101. Но если эти беды продолжаются и сейчас, то это может быть только из-за безрассудства, которое не может предостеречь никакой пример, или из-за апатии, которую не может стимулировать никакая надежда, ибо г-н Истлейк одинаково лишил лицензии экспериментаторство и оправдания — праздность. Он покончил со всеми легендами о забытых секретах; он показал, что мастера великих фламандских и ранних венецианских школ не обладали никакими средствами, не следовали никаким методам, кроме тех, которые мы все еще можем получить и использовать; но он показал также у всех этих мастеров самую восхитительную заботу о подготовке материалов и самую простую последовательность в их использовании; он показал, что их совершенство было достигнуто, и могло быть достигнуто только строгой и точной наукой, снисходящей до наблюдения, заботы и покорения самых мельчайших физических деталей и препятствий; что величайшие из них никогда не презирали помощь и не избегали трудностей. Утрата творческой свободы, иногда связанная со слишком скрупулезным вниманием к методам исполнения, ничтожна по сравнению с бедами, возникающими из-за небрежной или неэффективной практики.

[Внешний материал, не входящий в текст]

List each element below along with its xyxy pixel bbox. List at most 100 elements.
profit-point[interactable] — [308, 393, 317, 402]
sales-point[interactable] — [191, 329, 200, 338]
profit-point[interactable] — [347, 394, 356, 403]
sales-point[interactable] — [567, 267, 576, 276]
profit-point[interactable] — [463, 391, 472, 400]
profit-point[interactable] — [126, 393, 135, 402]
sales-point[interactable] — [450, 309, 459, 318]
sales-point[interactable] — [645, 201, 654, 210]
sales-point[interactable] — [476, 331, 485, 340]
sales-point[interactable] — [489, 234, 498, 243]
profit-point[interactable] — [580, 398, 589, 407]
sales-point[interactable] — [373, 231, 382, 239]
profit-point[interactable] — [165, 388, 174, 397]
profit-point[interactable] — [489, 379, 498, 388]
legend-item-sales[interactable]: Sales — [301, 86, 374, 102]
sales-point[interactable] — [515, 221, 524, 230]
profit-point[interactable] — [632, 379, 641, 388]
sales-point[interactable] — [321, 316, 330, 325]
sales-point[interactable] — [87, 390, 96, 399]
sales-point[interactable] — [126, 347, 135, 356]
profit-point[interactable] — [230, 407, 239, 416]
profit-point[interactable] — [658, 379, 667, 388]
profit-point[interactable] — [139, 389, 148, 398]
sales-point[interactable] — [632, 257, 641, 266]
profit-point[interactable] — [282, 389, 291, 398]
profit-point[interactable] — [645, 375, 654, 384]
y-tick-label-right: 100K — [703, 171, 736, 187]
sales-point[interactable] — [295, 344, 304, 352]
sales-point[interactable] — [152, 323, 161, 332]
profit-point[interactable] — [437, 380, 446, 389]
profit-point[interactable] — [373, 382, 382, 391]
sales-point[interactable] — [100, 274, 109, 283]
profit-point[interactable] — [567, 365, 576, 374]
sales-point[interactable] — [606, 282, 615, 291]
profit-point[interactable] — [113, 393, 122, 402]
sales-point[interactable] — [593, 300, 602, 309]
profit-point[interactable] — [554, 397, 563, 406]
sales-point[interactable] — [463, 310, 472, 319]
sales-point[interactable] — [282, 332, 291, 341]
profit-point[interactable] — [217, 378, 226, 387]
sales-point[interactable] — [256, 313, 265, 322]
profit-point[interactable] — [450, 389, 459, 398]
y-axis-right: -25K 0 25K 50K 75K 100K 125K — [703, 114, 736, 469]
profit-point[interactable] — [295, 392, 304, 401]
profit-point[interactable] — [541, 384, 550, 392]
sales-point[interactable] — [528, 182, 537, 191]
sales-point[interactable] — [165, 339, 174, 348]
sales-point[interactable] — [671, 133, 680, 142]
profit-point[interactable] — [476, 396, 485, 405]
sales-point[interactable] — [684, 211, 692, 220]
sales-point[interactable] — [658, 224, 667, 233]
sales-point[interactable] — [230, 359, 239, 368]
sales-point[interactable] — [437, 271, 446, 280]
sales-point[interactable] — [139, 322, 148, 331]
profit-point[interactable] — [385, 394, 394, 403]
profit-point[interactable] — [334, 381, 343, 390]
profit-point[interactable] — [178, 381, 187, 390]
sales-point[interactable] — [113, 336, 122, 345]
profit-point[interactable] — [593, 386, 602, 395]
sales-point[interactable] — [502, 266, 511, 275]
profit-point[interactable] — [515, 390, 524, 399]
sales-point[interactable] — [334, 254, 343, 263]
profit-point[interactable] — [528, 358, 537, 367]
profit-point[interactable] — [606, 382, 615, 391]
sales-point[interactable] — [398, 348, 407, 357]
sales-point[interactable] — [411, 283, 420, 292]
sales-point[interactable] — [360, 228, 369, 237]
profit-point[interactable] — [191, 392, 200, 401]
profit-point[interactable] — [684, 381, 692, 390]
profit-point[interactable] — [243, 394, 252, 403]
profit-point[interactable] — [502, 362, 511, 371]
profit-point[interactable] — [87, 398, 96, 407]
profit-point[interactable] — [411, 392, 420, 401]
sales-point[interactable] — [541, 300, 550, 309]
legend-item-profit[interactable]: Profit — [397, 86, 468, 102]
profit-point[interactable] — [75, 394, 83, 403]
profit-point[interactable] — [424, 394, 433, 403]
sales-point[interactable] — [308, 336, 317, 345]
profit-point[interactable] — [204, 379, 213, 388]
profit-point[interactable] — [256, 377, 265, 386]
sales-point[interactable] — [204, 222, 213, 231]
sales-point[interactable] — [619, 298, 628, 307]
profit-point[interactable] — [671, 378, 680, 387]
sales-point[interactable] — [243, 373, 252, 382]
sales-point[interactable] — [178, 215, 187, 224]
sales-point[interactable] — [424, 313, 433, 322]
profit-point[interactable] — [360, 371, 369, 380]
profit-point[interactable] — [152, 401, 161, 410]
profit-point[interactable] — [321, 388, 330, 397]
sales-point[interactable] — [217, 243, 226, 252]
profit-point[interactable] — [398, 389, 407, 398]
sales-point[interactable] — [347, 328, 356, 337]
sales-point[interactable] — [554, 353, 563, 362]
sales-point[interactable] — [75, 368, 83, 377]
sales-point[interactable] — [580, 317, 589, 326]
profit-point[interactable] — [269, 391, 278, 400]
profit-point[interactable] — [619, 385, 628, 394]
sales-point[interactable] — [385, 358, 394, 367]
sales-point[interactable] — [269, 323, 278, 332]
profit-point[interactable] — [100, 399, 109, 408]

Способы, которыми у каждого великого художника реализация не дотягивает до замысла, неизбежно столь многочисленны и столь тягостны, что он едва ли может позволить себе подвергнуться дополнительному разочарованию, вызванному неопределенными методами и плохими материалами. Более того, даже выбор сюжетов, степень предпринятого завершения, даже способы замысла и мера истины в немалой степени вовлечены в великий вопрос материалов. От привычного использования светлого или темного грунта может зависеть предпочтение художником широкого и верного, или частичного и сценического кьяроскуро; в соответствии с легкостью или фатальностью изменений может быть упражнение ленивой фантазии или дисциплинированного изобретения; и сложностям системы, требующей времени, терпения и последовательности процесса, может быть обязано превращение готового рисовальщика в решительного живописца. Более того, кто скажет, какой непреодолимый барьер для всех самоотверженных усилий может существовать в сознании того, что лучшее, что достигнуто, может просуществовать лишь несколько лет, и что труд художника должен погибнуть вместе с его жизнью?